Chemoreceptors

–       A chemoreceptor, also known as chemosensor, is a specialized sensory receptor cell which transduces (converts) a chemical substance (endogenous or induced) and generates a biological signal.

Pons

–       The pons is the other respiratory center and is located underneath the medulla. Its main function is to control the rate or speed of involuntary respiration.

Respiratory Muscles

–       The muscles of respiration are those muscles that contribute to inhalation and exhalation, by aiding in the expansion and contraction of the thoracic cavity. The diaphragm and, to a lesser extent, the intercostal muscles drive respiration during quiet breathing.

Medulla Oblongata

–       The medulla oblongata is a portion of the hindbrain that controls autonomic functions such as breathing, digestion, heart and blood vessel function, swallowing, and sneezing. Motor and sensory neurons from the midbrain and forebrain travel through the medulla.

Rhythm Controllers in the Brainstem

1.    Medulla

Dorsal respiratory group – associated with inspiration

Ventral respiratory group – associated with expiration

Pre-Botzinger complex – pattern generator, also ventral

2.    Pons

Apneusic center – has an excitatory function

Pneumotaxic center – can inhibit inspiration

Other Regions of the Brain That Can Affect Respiration

1.    Cortex

–       Can exercise voluntary control

2.    Limbic System and Hypothalamus

–       Emotional states

Effectors

1.    Diaphragm- The diaphragm is a thin skeletal muscle that sits at the base of the chest and separates the abdomen from the chest. It contracts and flattens when you inhale. This creates a vacuum effect that pulls air into the lungs. When you exhale, the diaphragm relaxes and the air is pushed out of lungs.

2.    Intercostal Muscles– Intercostal muscles are several groups of muscles that run between the ribs, and help form and move the chest wall. The intercostal muscles are mainly involved in the mechanical aspect of breathing. These muscles help expand and shrink the size of the chest cavity to facilitate breathing.
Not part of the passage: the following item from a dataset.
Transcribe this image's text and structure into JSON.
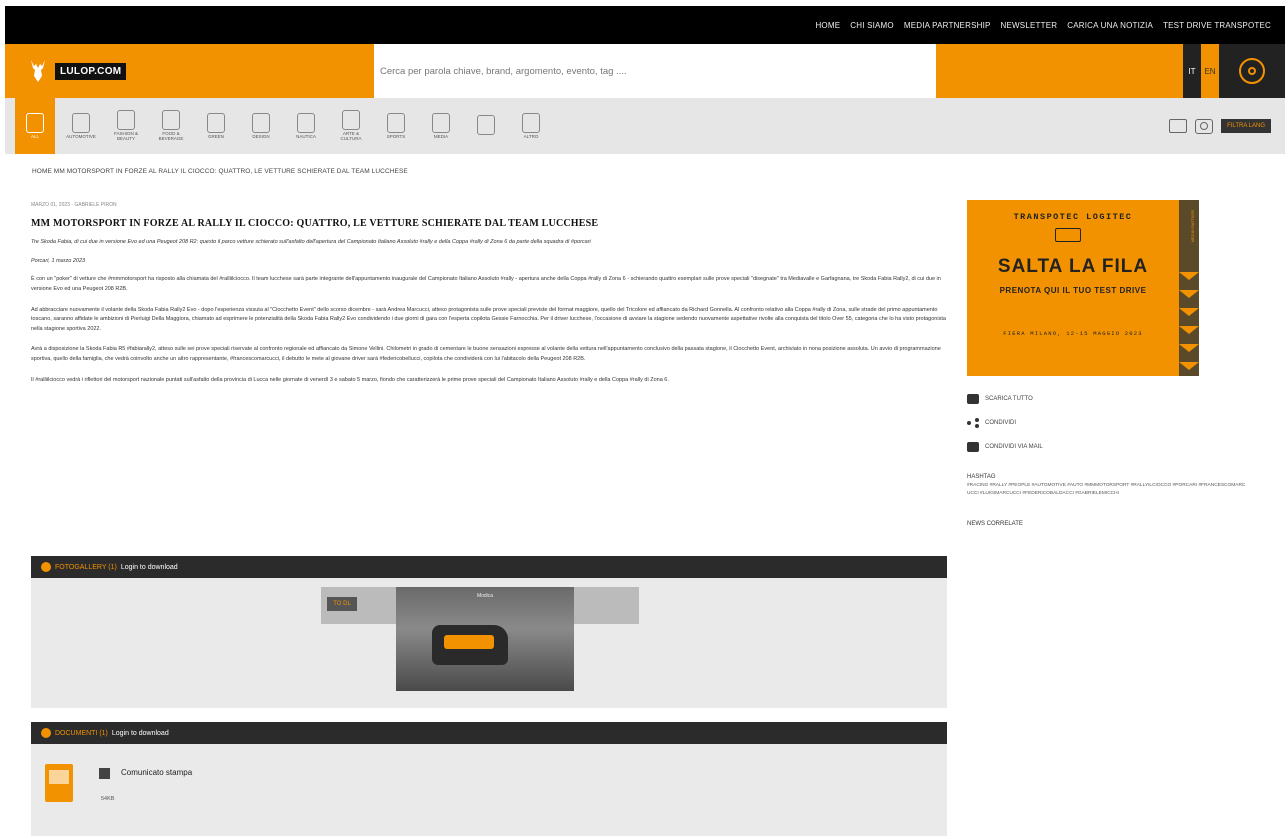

3.    Abdominal Muscles– The abdominal muscles form the anterior and lateral abdominal wall and consist of the external abdominal obliques, the internal abdominal obliques, the rectus abdominis and the transversus abdominis . Acting together these muscles form a firm wall that protects the viscera and they help to maintain erect posture.

4.    Accesory Muscles– An accessory muscle is a relatively rare anatomic duplication of a muscle that may appear anywhere in the muscular system. Treatment is not indicated unless the accessory muscle interferes with normal function.

Sensors

1.    Central Chemoreceptor – Central chemoreceptors of the central nervous system, located on the ventrolateral medullary surface in the vicinity of the exit of the 9th and 10th cranial nerves, are sensitive to the pH of their environment.
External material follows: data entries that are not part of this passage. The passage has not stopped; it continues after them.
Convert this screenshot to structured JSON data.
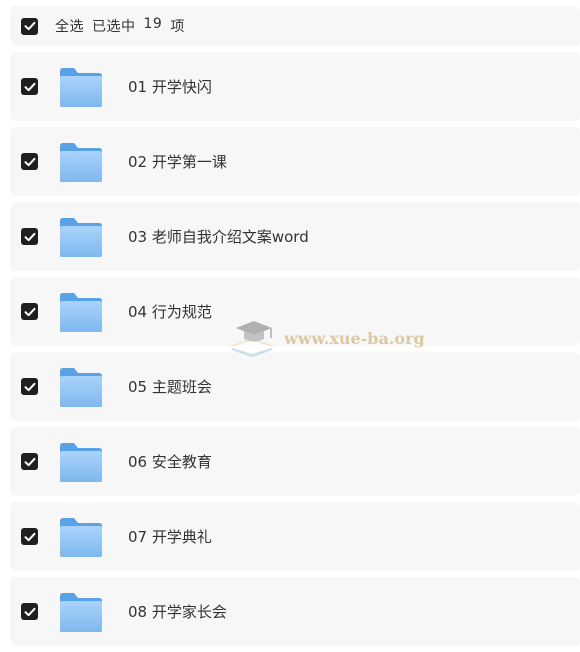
{
  "header": {
    "select_all": "全选",
    "selected_prefix": "已选中",
    "selected_count": "19",
    "selected_suffix": "项"
  },
  "folders": [
    {
      "name": "01 开学快闪"
    },
    {
      "name": "02 开学第一课"
    },
    {
      "name": "03 老师自我介绍文案word"
    },
    {
      "name": "04 行为规范"
    },
    {
      "name": "05 主题班会"
    },
    {
      "name": "06 安全教育"
    },
    {
      "name": "07 开学典礼"
    },
    {
      "name": "08 开学家长会"
    }
  ],
  "watermark": {
    "text": "www.xue-ba.org"
  },
  "colors": {
    "checkbox": "#1f1f1f",
    "row_bg": "#f7f7f8",
    "folder": "#7fb8ee"
  }
}
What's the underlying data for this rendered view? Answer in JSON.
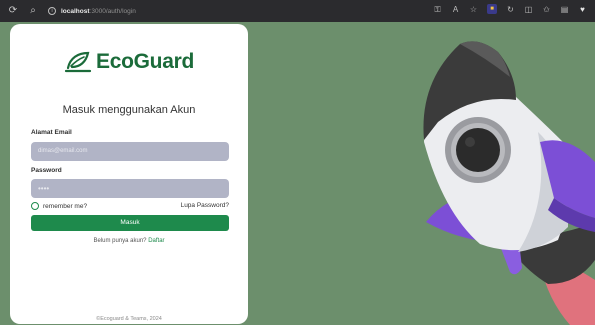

2.    Peripheral Chemoreceptors – Peripheral chemoreceptors are so named because they are sensory extensions of the peripheral nervous system into blood vessels where they detect changes in chemical concentrations.

3.    Lung Receptors – Pulmonary stretch receptors are mechanoreceptors found in the lungs. When the lung expands, the receptors initiate the Hering-Breuer reflex, which reduces the respiratory rate. Increased firing from the stretch receptors also increases production of pulmonary surfactant.

4.    Other receptors

Chemoreceptors

–       Specialized tissues that responds to a change in the chemical composition of the blood or other fluid

Baroreceptors

–       Baroreceptors are mechanoreceptors located in the carotid sinus and in the aortic arch. Their function is to sense pressure changes by responding to change in the tension of the arterial wall. The baroreflex mechanism is a fast response to changes in blood pressure

Carotid Bodies

–       Carotid bodies are sensory organs that detect changes in arterial blood oxygen, and the ensuing reflexes are critical for maintaining homeostasis during hypoxemia. During the past decade, tremendous progress has been made toward understanding the cellular mechanisms underlying oxygen sensing at the carotid body.

Lung Receptors

1.    Pulmonary Stretch Receptors – (also called slowly-adapting pulmonary stretch receptors)

–       Responsible for the Hering- Breuer Reflex

2.    Irritant Receptors – (also called rapidly-adapting pulmonary stretch receptors)

3.    J Receptors – juxta capillary receptors

4.    Bronchial C Fibers

Other Receptors

1.    Nose and Upper Airways

2.    Joint and muscle

3.    Gamma system

4.    Arterial baroreceptors

5.    Pain and temperature

Response to Reduced PO2

·         No role under normoxic conditions

·         Measured by rebreathing from a bag

·         Increased response if the PCO2is raised

·         Important in high altitude

·         Important in some patients with chronic lung disease

Sleep Apnea

–       Sleep apnea is a potentially serious sleep disorder in which breathing repeatedly stops and starts. If you snore loudly and feel tired even after a full night’s sleep, you might have sleep apnea. The main types of sleep apnea are: Obstructive sleep apnea, the more common form that occurs when throat muscles relax.